The lectin activity of langerin facilitates IAV infection of Lec2-Lg cells. (A) Binding of 10 μg/ml of BJx109 was determined by flow cytometry. (i) Representative histograms of BJx109 binding to CHO-ctrl, Lec2-ctrl, and Lec2-Lg cells in the presence of 20 mM Ca²⁺ (black histograms) or 5 mM EDTA (gray histograms). Unstained cells were included as a negative control (white histograms). (ii) The geometrical mean from triplicate samples of BJx109 binding to cells in the presence of 20 mM Ca²⁺ (black bars) or 5 mM EDTA (gray bars).
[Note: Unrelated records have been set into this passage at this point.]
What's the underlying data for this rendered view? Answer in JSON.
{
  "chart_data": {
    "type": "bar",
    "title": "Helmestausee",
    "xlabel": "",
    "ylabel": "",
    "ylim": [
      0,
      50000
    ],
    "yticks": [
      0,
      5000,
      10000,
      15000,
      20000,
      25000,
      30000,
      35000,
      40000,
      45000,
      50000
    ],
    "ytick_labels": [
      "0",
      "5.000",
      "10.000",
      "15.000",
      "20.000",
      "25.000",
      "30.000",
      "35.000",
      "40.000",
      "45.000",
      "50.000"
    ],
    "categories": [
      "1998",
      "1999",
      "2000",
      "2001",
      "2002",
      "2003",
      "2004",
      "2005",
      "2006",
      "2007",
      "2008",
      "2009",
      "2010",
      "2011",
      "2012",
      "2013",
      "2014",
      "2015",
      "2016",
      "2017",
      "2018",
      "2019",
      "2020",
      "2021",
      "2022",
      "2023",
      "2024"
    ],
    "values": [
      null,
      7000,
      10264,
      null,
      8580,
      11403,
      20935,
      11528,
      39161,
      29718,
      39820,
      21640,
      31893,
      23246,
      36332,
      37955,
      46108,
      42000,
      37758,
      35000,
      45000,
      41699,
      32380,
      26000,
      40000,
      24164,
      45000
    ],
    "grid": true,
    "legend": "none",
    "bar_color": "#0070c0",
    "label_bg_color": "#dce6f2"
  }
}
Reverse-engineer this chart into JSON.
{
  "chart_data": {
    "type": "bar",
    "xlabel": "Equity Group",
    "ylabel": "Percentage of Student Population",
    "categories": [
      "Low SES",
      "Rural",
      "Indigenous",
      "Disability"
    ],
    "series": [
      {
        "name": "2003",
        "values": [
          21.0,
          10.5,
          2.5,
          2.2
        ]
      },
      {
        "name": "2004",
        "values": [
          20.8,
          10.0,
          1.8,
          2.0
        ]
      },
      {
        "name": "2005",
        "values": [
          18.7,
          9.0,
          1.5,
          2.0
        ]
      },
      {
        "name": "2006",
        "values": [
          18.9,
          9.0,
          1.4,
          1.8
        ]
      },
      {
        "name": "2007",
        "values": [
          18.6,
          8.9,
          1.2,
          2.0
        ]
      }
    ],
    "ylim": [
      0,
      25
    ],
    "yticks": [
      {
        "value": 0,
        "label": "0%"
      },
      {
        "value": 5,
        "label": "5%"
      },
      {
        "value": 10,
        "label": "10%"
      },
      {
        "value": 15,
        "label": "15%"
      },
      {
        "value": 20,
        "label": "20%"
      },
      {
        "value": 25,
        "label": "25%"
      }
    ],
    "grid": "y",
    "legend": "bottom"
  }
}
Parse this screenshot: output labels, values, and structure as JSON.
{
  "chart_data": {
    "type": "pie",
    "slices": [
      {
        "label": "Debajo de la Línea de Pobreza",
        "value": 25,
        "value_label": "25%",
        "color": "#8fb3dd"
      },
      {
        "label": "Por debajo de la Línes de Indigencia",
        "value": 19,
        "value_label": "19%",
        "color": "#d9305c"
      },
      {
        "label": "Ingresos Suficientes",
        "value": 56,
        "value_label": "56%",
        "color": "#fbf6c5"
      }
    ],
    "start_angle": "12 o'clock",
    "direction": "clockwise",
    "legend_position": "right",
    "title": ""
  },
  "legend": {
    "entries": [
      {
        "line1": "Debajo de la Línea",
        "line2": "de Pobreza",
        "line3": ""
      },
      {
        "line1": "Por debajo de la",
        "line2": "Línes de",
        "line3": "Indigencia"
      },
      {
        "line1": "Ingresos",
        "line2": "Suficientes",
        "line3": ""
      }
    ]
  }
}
Unstained cells (white bars) are shown for comparison. (B) Infection of Lec2-Lg cells is blocked by mannan but not by pretreatment of cells with bacterial sialidase. Monolayers of CHO-ctrl, Lec2-ctrl, and Lec2-Lg cells were treated with either 10 mg/ml mannan at 37°C for 30 min (Mn; stippled bars) or with 50 mU/ml of bacterial sialidase from Vibrio cholerae (Sial; black bars) at 37°C for 60 min prior to infection or incubated with serum-free medium alone (mock; white bars) before infection with 10⁷ PFU of BJx109. The percentage of infected cells was determined by using immunofluorescence at 6 to 8 h postinfection. ***, P < 0.001; n.s., not significant.